Régulièrement, nous publierons dans K., comme cette semaine, des traductions inédites et des nouvelles. Mais en attendant, la semaine prochaine dans notre #4, nous reviendrons sur la logique des combats idéologiques, tels qu’ils peuvent se densifier autour de la question des formes contemporaines de l’antisémitisme. En effet, avec la résurgence des actes antisémites violents, au tournant du vingt et unième siècle, la question des manières de les combattre s’est imposée dans le débat public. Prenant conscience de l’importance d’un phénomène que l’on avait longtemps pensé résiduel, des instances internationales, notamment l’IHRA (International Holocaust Remembrance Alliance), ont souhaité prendre part à la lutte en en proposant une définition.
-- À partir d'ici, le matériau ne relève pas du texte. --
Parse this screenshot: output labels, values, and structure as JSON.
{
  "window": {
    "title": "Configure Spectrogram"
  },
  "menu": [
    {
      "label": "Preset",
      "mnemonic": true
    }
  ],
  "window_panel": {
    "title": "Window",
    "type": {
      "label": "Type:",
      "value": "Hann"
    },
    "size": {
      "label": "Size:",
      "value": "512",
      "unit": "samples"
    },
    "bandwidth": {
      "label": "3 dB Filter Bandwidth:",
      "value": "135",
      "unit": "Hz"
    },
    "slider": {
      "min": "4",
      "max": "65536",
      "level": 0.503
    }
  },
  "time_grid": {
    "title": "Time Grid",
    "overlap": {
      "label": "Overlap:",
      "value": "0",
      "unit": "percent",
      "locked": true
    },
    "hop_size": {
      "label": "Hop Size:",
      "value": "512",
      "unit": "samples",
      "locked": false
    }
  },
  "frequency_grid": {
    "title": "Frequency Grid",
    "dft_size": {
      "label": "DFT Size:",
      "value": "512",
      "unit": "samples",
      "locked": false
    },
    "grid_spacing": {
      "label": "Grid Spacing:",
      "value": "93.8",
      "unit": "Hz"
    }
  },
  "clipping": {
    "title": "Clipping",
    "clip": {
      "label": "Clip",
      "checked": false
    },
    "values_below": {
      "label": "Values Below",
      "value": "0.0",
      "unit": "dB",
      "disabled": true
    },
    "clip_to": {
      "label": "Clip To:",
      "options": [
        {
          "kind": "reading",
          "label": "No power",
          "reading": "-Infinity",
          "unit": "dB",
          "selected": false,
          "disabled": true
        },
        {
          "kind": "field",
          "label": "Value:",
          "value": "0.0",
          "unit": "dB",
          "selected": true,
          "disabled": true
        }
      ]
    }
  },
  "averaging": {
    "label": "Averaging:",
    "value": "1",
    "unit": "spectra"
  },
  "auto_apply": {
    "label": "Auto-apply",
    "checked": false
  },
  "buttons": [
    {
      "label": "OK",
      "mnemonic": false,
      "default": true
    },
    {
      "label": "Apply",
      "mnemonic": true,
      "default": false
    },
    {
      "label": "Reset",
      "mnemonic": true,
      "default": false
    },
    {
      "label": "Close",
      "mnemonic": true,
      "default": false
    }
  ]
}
Or, comme on le verra, tout se passe comme si la réalité d’une résurgence de l’antisémitisme devait, dans notre contexte politique, engendrer une dispute sur sa définition même.

On peut voir la silhouette bouleversante d’Avrom Sutzkever dans le film qui, en 1945, enregistre son témoignage au procès de Nuremberg. Il est l’un des rares Juifs qui y témoignera. À la barre, il est présenté comme un rescapé du ghetto de Vilnius, mais il est déjà un grand poète yiddish. Sa traductrice Rachel Ertel fait pour K. le portrait de ce poète immense sur fond de son rapport à l’Europe.

Extraits de « Heures rapiécées, poème en vers et en prose » d’Avrom Sutzkever, monumentale anthologie des poèmes tirés de tous les ouvrages publiés par le poète – né à Smorgon (Biélorussie) en 1913, et mort à Tel Aviv en 2010, âgé de 96 ans – qui vient de paraître aux Editions de l’éclat.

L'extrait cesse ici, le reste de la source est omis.